Banning menthol cigarettes has long been on the mind of federal health officials, with the Food and Drug Administration slowly gaining ground on totally prohibiting the products. While they claim these efforts are aimed to target products they believe to encourage smoking, government attempts at legislation have been met with considerable pushback. 

A new study from the Journal of the National Cancer Institute sought to investigate the real effects of menthol cigarettes. Specifically, the likelihood of menthol smokers to quit smoking compared to those who smoke unflavored cigarettes. Over 16,000 smokers were analyzed, mostly low-income African American given that demographic overwhelmingly consumes menthol-flavored tobacco products. Over a seven-year period participants would be noted for the rate at which they quit smoking with and without relapsing.  

Key Findings 

  • Mentholated and non-mentholated smokers quit at nearly the same rate 
  • Menthol cigarette quitters relapse at a slightly higher rate 
  • There is no notable difference in the desire to quit among the two groups 

JNCI found that quit rates among menthol and non-menthol smokers are nearly identical at 4.3% and 4.5% respectively. Relapse rates were, however, higher among menthol users (8.4% to 7.1%). Though relapsed smokers would frequently try to quit more than once, no statistically significant difference between mentholated and normal cigarette users could be found.  

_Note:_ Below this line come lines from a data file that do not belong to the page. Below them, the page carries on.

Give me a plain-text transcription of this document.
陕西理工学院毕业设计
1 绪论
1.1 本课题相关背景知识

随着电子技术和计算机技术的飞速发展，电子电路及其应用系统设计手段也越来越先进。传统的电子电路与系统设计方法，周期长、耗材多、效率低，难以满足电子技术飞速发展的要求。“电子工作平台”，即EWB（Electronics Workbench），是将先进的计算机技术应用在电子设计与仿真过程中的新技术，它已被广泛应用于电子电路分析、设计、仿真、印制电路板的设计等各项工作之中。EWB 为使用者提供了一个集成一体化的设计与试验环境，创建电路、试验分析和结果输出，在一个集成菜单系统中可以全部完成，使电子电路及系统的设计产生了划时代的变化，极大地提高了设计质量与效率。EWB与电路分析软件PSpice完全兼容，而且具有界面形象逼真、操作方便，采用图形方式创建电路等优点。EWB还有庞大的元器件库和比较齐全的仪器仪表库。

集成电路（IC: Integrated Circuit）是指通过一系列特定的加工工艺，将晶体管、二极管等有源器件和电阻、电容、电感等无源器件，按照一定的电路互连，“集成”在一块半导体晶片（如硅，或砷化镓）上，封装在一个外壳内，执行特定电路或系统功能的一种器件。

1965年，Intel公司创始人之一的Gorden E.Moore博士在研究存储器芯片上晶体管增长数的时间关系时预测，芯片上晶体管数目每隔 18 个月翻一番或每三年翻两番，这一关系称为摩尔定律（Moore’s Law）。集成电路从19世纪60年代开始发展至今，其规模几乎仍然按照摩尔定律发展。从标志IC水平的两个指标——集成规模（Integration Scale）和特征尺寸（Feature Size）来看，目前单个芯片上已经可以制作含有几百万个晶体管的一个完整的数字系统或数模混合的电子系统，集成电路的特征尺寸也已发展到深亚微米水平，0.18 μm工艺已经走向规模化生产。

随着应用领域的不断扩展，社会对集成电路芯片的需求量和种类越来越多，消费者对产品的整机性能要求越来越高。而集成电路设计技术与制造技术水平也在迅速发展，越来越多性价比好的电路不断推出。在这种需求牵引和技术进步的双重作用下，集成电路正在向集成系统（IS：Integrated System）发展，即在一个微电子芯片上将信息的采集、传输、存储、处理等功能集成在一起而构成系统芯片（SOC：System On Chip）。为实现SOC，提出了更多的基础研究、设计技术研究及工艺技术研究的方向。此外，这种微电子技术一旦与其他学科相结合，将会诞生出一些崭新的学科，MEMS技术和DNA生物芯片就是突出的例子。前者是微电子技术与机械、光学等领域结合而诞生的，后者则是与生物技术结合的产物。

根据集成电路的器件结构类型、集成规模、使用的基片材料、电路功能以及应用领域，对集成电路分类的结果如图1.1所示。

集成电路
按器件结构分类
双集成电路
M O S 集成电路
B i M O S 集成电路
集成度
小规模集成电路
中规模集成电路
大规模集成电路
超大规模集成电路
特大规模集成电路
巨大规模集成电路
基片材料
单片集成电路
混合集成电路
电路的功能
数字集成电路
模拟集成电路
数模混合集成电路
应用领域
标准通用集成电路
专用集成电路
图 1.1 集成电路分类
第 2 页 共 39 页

Data suggests that successful quit rates among menthol and non-menthol smokers are nearly the same. The conclusion reached here is that a menthol ban would ultimately fail in its attempts to lower smoking rates as rather than giving up the habit entirely menthol smokers would instead merely switch to unflavored cigarettes. Additionally, the study shows that the claim that mentholated cigarettes discourage people from quitting is simply false.